Mostly clear skies greeted 19 visitors (13 children and 6 adults) from Saunders Secondary School Grade-9 class to the Cronyn Observatory for Exploring the Stars, Thursday, November 13th, 2014, 6:30 p.m. Since there was some concern as to whether the sky would remain clear, graduate student Parshati Patel directed everybody upstairs into the dome at the beginning of the evening for observing.
RASC London Centre was represented by Mark Tovey, Bob Duff and Tricia Colvin. When everybody arrived upstairs in the dome, Bob gave a talk on the history of the Cronyn Observatory and the technical aspects of the big 25.4cm refractor. He also explained the 2 clocks on the east wall of the dome and the difference between Standard and Sidereal Time.
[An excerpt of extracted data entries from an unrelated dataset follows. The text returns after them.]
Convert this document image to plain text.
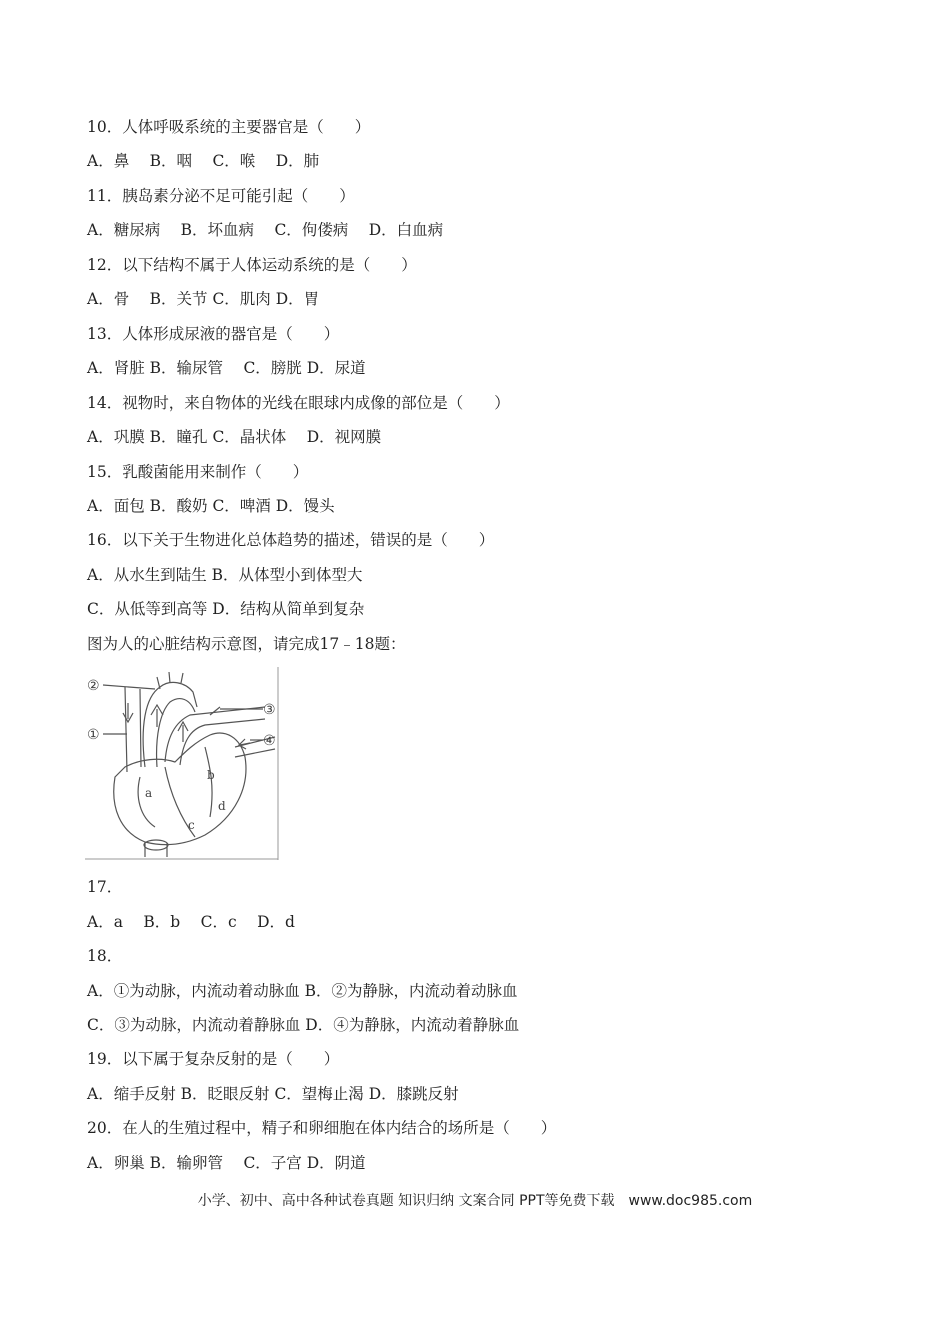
10．人体呼吸系统的主要器官是（　　）
A．鼻　 B．咽　 C．喉　 D．肺
11．胰岛素分泌不足可能引起（　　）
A．糖尿病　 B．坏血病　 C．佝偻病　 D．白血病
12．以下结构不属于人体运动系统的是（　　）
A．骨　 B．关节 C．肌肉 D．胃
13．人体形成尿液的器官是（　　）
A．肾脏 B．输尿管　 C．膀胱 D．尿道
14．视物时，来自物体的光线在眼球内成像的部位是（　　）
A．巩膜 B．瞳孔 C．晶状体　 D．视网膜
15．乳酸菌能用来制作（　　）
A．面包 B．酸奶 C．啤酒 D．馒头
16．以下关于生物进化总体趋势的描述，错误的是（　　）
A．从水生到陆生 B．从体型小到体型大
C．从低等到高等 D．结构从简单到复杂
图为人的心脏结构示意图，请完成17﹣18题：
②
①
③
④
a
b
c
d
17．
A．a　 B．b　 C．c　 D．d
18．
A．①为动脉，内流动着动脉血 B．②为静脉，内流动着动脉血
C．③为动脉，内流动着静脉血 D．④为静脉，内流动着静脉血
19．以下属于复杂反射的是（　　）
A．缩手反射 B．眨眼反射 C．望梅止渴 D．膝跳反射
20．在人的生殖过程中，精子和卵细胞在体内结合的场所是（　　）
A．卵巢 B．输卵管　 C．子宫 D．阴道
小学、初中、高中各种试卷真题 知识归纳 文案合同 PPT等免费下载　www.doc985.com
Mark arrived early and set up the Observatory’s 20.3cm Meade 2080/LX3 Schmidt-Cassegrain (26mm Plossl eyepiece, 77X) and London Centre’s 25.4cm Dobsonian (17mm Nagler eyepiece, 66X) on the roof patio outside the dome. He worked between both telescopes showing the visitors the yellow and blue double star Albireo in the 20.3cm Schmidt-Cassegrain and Mars in the 25.4cm Dobsonian. When Tricia arrived they shared duties with Tricia taking over the 20.3cm Schmidt-Cassegrain and Mark the 25.4cm Dobsonian. Besides Mars, visitors viewed the star Capella in the London Centre’s 25.4cm Dobsonian (66X). Bob later located the Ring Nebula (M57) in the 25.4cm Dobsonian (66X)—after installing the 8 X 50mm finderscope—for the visitors to view.
Parshati and Bob initially directed the 25.4cm refractor (52mm Erfle eyepiece, 84X) in the dome towards Albireo but this proved difficult to locate in the slightly hazy sky. Since Albireo was already being viewed in the 20.3cm Schmidt-Cassegrain, Bob located the “Double-Double” star system Epsilon Lyrae, which made a nice view in the 25.4cm refractor (18mm Radian eyepiece, 244X).
Bringing everybody back downstairs Parshati made the digital slide presentation “The Stuff of Stars”, explaining how spectroscopy was used to study stars, and followed this with the activity “Kitchen Comet”, making a comet with dry ice and other ingredients on a table set up at the front of the lecture room. Everybody was very pleased with the observing session under clear skies and the interesting slide presentation and activity. The evening ended around 8:30 p.m. under clear skies.